I +1 that, the tooling of Scala is comparable to what is available to Python and Ruby developers, given that building a proper IDE for such language is not a simple task, but right now Scala IDE (eclipse-based) and Intellij IDEA's support is more than satisfying to me.

> I don't get it why people fuzz over languages without a context of tools.

Because many rather stay in 1970 era of PDP11 command line and text editors and never experienced with the 1960 ideas implemented in Xerox PARC 1970 languages and 1980 GUI environments.

I'd rather experience 60s and 80s language (Lisp, ML/Haskell) than something like C or Java, even if I have to put up with a text editor.

I'd really much rather get both, I want AST editors in the spirit of paredit.

My point was about Interlisp, Smalltalk, Cedar and their respective environments.

A plain text editor cannot reproduce the live code experience from such environments.

If you're talking about tool availability and production readiness then I think Scala has the advantage over Kotlin. By the time Kotlin reaches a similar level of maturity, how many features will it have that haven't found their way into Java?

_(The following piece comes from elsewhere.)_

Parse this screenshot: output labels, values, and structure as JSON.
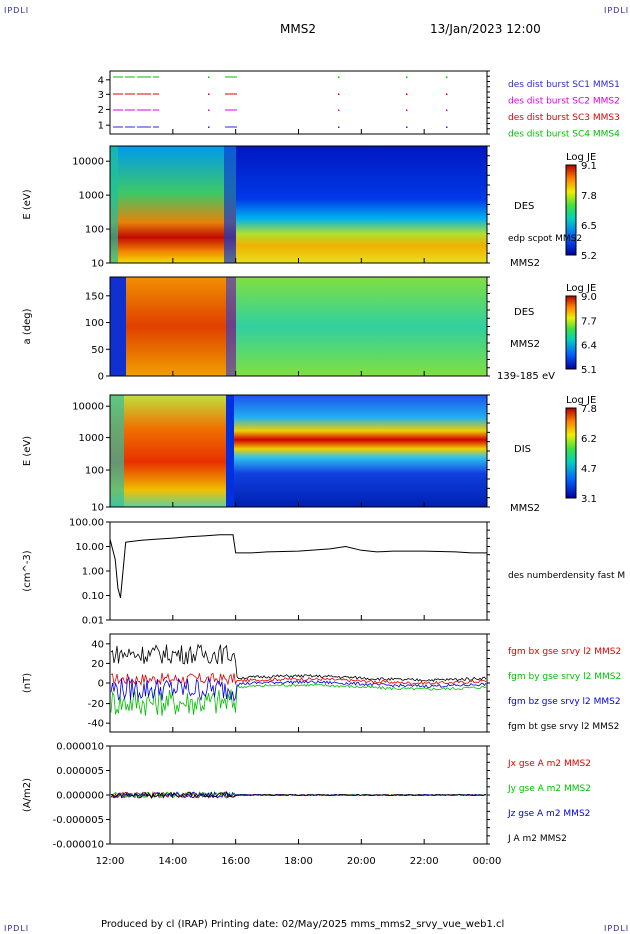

(I don't think Scala's a thousand-year language, but I think Kotlin drops too much of what makes it good; I'd look to the likes of Ermine as a potential future replacement. But more to the point, Scala is production-ready today - I know because I use it in production)

These are all great reasons to stick with Scala. However, to survive Scala must also attract new developers; I think a better Java will lessen that influx.

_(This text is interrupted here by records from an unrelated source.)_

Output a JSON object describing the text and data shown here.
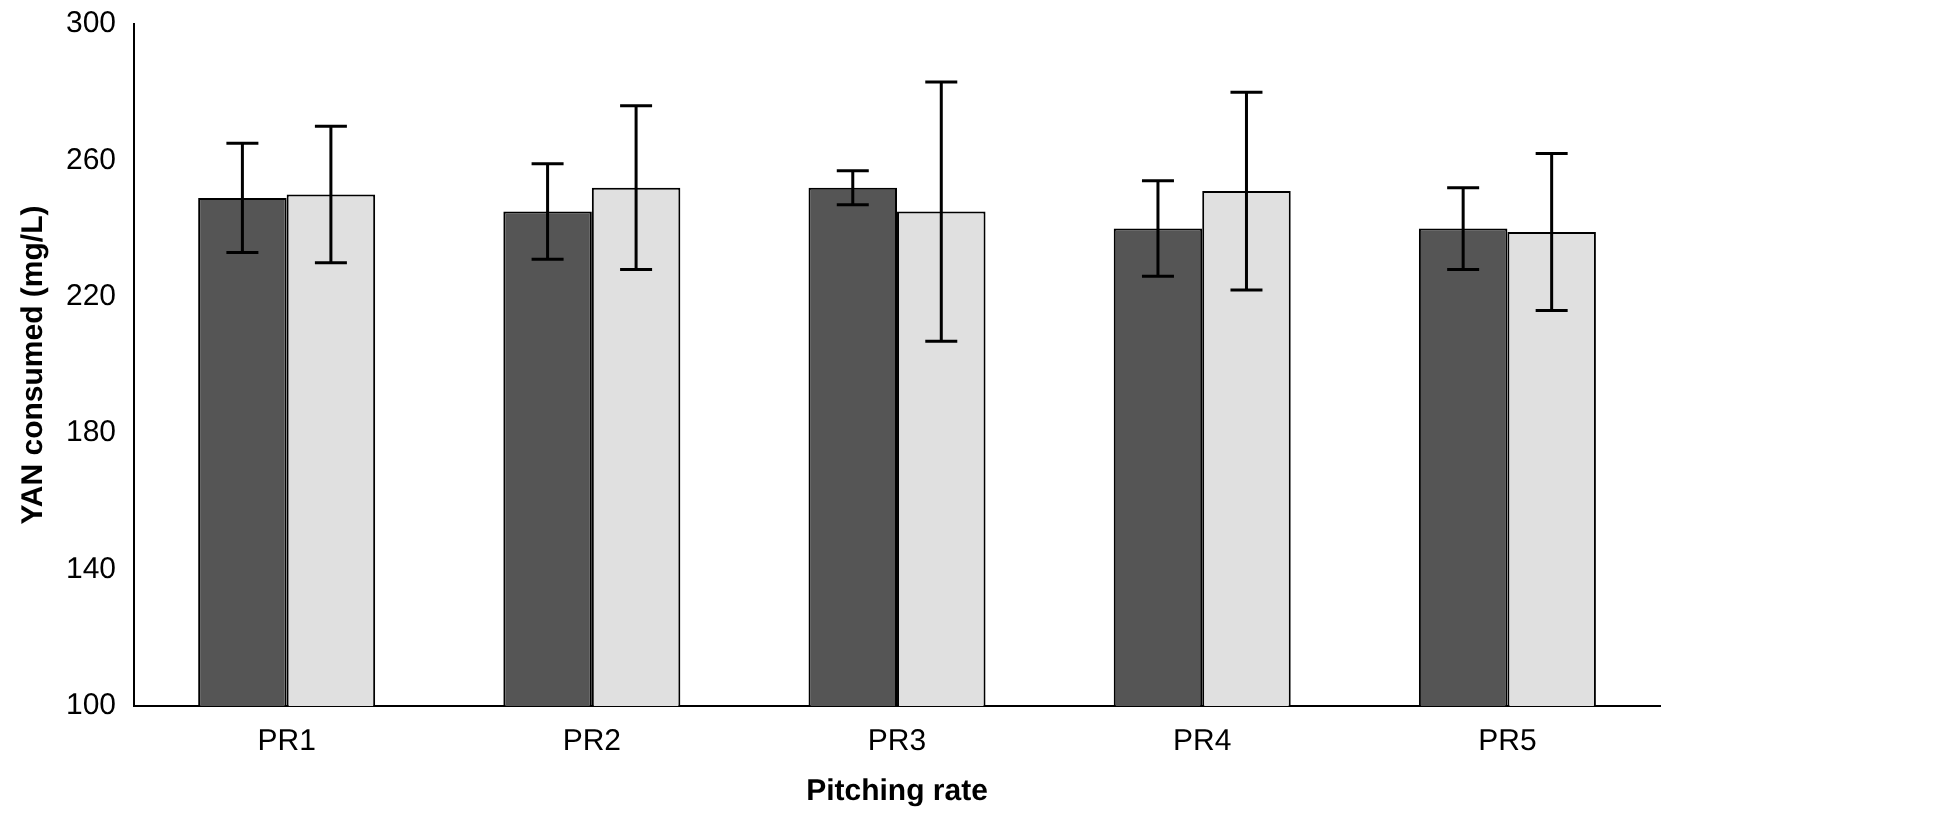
{
  "chart_data": {
    "type": "bar",
    "xlabel": "Pitching rate",
    "ylabel": "YAN consumed (mg/L)",
    "categories": [
      "PR1",
      "PR2",
      "PR3",
      "PR4",
      "PR5"
    ],
    "series": [
      {
        "color": "#555555",
        "values": [
          249,
          245,
          252,
          240,
          240
        ],
        "errors": [
          16,
          14,
          5,
          14,
          12
        ]
      },
      {
        "color": "#e0e0e0",
        "values": [
          250,
          252,
          245,
          251,
          239
        ],
        "errors": [
          20,
          24,
          38,
          29,
          23
        ]
      }
    ],
    "ylim": [
      100,
      300
    ],
    "yticks": [
      100,
      140,
      180,
      220,
      260,
      300
    ],
    "grid": false,
    "legend": false
  }
}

I'd say the bigger threats to Scala in terms of adoption are potentially Kotlin (and the strong JetBrains tooling that will inevitably come with it), typed Clojure, and Haskell.

Otherwise, Java 8 is not a game changer for the simple fact that the enterprise moves at a snail's pace in terms of adoption. Teams with the flexibility to switch from pre-Java 8 to Java 8 will likely also have the freedom to choose an alternate JVM language, or perhaps even Haskell if they're not tied to the JVM.

Good points, but one huge advantage of Java is much faster compile times and much more mature tooling.

I actually favor Clojure to Scala as a matter of personal choice, but Java has lots of valid use cases dealing with tooling and compatibility to existing systems.

I fully agree. IMHO scala has one problem: the compiler slowness. It is really a marvellously designed language.

sub projects + incremental builds on a warmed up JVM make for a very quick dev cycle.

Deploying is another matter, full builds lag far behind Java, something that will not be changing anytime soon, scalac is doing a ton of work under the hood.

Just to nitpick, Java has had type inference for static methods since Java 7.

Also local imports, and being able to treat any object as a module.